Na porta da igreja de São Domingos, no bairro de Perdizes, na capital paulista, faz ponto um pequeno grupo de pessoas em situação de rua. Dormem em uma construção paralisada por razões judiciais ou à porta do templo. De dia, ganham algum dinheiro em troca de vigiar carros que por ali estacionam. São todos jovens e, alguns, notoriamente travestis que contraíram HIV e recebem cuidados periódicos no Hospital Emílio Ribas.
Por Frei Betto*
A ninguém incomodam, exceto pedir dinheiro aos vizinhos alegando que ainda não tomaram café da manhã ou almoçaram. Porém, quando se embriagam ou se drogam, ficam excitados, falam alto, discutem entre si, o que incomoda a vizinhança.
Dia desses, paroquianos se queixaram desse incômodo. Insistiram ser preciso tomar providências para tirá-los dali. Como? A rua é pública e, como dizia Castro Alves, “a praça é do povo como o céu é do condor”. Chamar a polícia? Mas, por quê? Não roubam, não agridem ninguém, e nem há indícios de que fazem tráfico de drogas –embora alguns sejam usuários, como centenas entre os 15 mil moradores de rua, segundo a Prefeitura, que se espalham pelas calçadas da cidade de São Paulo.
Diante da queixa, lembrei aos paroquianos que, antes de eles adotarem aquele local como ponto, havia ali frequentes roubos de carros, sobretudo à noite, quando alunos da PUC ocupam as ruas vizinhas. Meu carro sofreu tentativa de furto duas vezes, salvo pelo eficiente alarme.
Perguntei aos queixosos: “Depois que eles se instalaram aqui, vocês têm notícias de roubos?”. Ninguém tinha. Expliquei, então, a razão: morador de rua é antídoto ao ladrão. Ele sabe que, se houver roubo na rua que ele frequenta, com certeza a vizinhança o apontará como culpado. É como o caso da madame que não lembra onde escondeu as joias e, de cara, põe a culpa na faxineira inocente.
Se morador de rua é acusado de roubo, a polícia, para satisfazer a ira da vizinhança, trata de levá-lo e soltá-lo mais adiante. A polícia, sim, sabe que não se pode confundir morador de rua com bandido. Se um bandido entra na região ocupada por moradores de rua, eles são os primeiros a identificá-lo e a expulsá-lo dali, pois têm consciência de que, comprovado o roubo, a culpa recairá sobre eles.
Uma vizinha veio aflita falar comigo, e me mostrou as cartas endereçadas à filha dela, de 16 anos, pelo homem que dormia na praça em frente à casa da família. Muito bem escritas e respeitosas. “Como pode ser morador de rua uma pessoa que escreve tão bem assim?”, indagou ela. “Temo que ele queira abusar de minha filha.” Perguntei, então: “Você já conversou com ele?”. A resposta veio negativa. Fui falar com o suspeito. Disse que tinha segundo ano de medicina e, levado pela fase hippie, quando se drogava, largou tudo para viver “em total liberdade nas ruas”. A notícia se espalhou e a vizinhança o adotou: ele ganhou quentinhas, garagem aberta para se abrigar em noites de chuva, etc. O rapaz sumiu. Com certeza, para preservar sua independência.
Nossa paróquia, todas as segundas-feiras, recebe mais de cem moradores de rua para almoçar na quadra de esporte atrás da igreja. Ali, eles se banham, recebem roupas limpas e agasalhos. E comem fartamente a refeição preparada por voluntários que trazem os alimentos, cozinham e servem.
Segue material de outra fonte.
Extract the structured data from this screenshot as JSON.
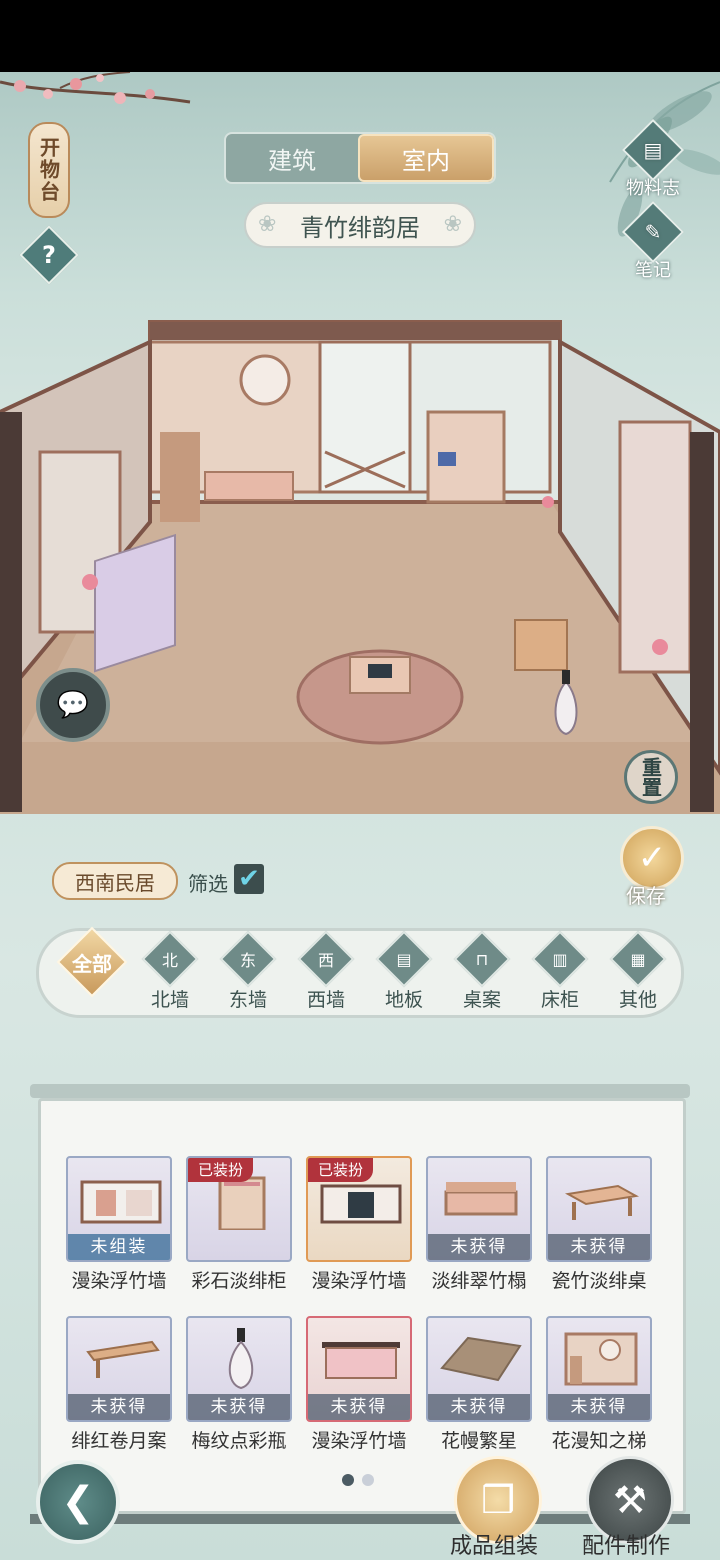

Um dos frequentadores me disse: “Frei, aqui é bom porque a comida tem sustança. Sabe por que muitos de nós não têm dentes? Porque essa gente que nos acorda de madrugada para dar comida quase sempre só oferece sopa. E pra que dente se não tem uso?”.
É óbvio que há exceções, como a ocorrida no Rio de Janeiro, no final de julho, quando um morador de rua, com sérios problemas psiquiátricos, esfaqueou três pessoas. Quem transita pelo centro de São Paulo se depara, a cada passo, com pessoas estiradas nas calçadas. No máximo pedem dinheiro ou comida.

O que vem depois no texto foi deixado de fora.